If you create a range that is ["row0", "row0"] as you denote below,
that
will only include Keys that have a rowId of "row0" with an empty
colfam,
colqual, etc. Since you want to use the WholeRowIterator, I can assume
you
want all columns in "row0". As such, ["row0", "row0\0") would be the
best
range to fetch all of the columns in that single row.


On 4/12/2014 1:59 PM, David O'Gwynn wrote:


Hi all,

I'm working with the Python Thrift API for the Accumulo proxy
service,
and I have a bit of odd behavior happening. I'm using Accumulo 1.5
(the standard one from the Accumulo website).
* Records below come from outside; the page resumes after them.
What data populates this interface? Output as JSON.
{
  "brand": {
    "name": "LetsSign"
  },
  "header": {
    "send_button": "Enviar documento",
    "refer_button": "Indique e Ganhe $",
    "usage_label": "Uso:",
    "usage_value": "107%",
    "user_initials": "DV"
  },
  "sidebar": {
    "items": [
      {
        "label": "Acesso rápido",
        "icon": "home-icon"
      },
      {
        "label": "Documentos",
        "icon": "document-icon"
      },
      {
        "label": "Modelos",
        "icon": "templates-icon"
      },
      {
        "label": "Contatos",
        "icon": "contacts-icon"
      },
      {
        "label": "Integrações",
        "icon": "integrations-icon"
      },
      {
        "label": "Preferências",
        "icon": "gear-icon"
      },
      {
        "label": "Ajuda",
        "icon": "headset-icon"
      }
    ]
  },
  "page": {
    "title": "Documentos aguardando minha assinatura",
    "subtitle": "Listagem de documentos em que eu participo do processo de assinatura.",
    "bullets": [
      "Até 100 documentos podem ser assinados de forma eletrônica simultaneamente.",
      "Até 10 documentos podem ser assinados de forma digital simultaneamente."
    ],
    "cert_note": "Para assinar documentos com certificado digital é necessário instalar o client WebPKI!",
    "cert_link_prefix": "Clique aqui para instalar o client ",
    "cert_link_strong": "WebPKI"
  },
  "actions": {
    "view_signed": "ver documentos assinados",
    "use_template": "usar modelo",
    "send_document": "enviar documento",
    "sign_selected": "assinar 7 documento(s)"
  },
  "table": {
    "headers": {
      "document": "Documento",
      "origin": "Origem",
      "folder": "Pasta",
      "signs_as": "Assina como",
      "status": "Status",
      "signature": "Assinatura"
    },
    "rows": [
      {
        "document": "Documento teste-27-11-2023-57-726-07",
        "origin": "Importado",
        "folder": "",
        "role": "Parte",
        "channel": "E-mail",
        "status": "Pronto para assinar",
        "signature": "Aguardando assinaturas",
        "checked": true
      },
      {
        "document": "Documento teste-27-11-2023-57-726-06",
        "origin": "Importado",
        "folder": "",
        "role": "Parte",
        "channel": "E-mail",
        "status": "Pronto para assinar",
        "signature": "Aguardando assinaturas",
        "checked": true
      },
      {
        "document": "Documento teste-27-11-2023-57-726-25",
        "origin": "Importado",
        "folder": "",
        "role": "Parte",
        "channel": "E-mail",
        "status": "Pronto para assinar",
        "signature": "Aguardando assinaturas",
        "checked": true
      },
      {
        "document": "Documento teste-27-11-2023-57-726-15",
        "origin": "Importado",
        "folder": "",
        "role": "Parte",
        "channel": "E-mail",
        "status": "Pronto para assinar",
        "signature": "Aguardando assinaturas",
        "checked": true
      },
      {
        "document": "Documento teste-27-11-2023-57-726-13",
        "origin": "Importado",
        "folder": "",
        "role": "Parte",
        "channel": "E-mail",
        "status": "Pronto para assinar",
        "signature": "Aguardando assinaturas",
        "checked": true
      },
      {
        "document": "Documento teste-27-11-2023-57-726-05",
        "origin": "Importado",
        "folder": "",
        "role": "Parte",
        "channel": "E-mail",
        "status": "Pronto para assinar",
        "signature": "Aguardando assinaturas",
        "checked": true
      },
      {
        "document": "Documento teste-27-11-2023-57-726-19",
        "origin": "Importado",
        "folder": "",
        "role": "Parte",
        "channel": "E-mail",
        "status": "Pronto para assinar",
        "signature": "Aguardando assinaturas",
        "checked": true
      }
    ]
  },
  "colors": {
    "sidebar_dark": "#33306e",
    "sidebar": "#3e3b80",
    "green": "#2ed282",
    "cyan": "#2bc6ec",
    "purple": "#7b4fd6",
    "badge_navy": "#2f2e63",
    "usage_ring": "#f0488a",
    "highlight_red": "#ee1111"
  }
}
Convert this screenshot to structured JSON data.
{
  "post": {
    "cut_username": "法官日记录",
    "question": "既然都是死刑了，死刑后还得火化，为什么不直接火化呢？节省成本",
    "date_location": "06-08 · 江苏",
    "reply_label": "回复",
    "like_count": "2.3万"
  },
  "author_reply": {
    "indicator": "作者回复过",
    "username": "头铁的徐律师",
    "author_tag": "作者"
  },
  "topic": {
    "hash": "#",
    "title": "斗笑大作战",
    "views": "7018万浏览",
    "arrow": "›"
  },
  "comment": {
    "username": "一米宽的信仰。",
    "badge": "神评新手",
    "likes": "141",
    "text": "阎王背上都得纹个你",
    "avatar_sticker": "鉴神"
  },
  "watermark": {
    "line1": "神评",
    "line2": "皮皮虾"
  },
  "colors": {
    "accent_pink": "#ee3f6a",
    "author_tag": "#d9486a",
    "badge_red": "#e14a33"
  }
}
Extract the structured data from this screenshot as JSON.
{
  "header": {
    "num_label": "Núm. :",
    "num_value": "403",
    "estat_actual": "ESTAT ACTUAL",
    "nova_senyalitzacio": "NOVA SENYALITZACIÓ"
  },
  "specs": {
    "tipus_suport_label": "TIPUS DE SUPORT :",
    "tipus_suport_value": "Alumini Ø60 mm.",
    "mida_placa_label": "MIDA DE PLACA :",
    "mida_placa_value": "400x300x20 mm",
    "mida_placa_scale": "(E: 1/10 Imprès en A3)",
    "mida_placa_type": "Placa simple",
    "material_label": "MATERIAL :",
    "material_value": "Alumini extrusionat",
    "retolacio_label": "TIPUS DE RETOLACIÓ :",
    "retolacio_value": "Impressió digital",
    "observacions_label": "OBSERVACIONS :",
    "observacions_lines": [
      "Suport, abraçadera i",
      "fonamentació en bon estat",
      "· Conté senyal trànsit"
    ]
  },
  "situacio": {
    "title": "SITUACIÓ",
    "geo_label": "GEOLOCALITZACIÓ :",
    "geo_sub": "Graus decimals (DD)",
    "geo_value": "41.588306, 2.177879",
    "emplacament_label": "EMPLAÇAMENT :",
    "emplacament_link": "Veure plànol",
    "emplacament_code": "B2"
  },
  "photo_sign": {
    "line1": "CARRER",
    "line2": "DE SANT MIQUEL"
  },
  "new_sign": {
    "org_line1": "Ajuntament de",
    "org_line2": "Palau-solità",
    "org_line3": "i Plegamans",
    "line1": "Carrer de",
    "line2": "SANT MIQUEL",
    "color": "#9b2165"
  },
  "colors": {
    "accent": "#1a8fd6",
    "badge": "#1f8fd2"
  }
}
Whenever I use the WholeRowIterator with a Scanner, I cannot
configure
the Range for that Scanner to correctly return the start row for the
Range. E.g. for the Range('row0',true,'row0',true) [to pull a singe
row], it returns zero entries. For Range('row0',true,'row1\0',true),
it returns only "row1".

   From the WholeRowIterator documentation, this behavior implies that
the startInclusive bit was set to False, which it clearly wasn't.

I've been able to hack around this issue by setting the start key to

Key(row=(row[:-1]+chr(ord(row[-1])-1))+'\0', inclusive=False)

but I'd really rather understand the correct way of using a Range
object in conjunction with a WholeRowIterator.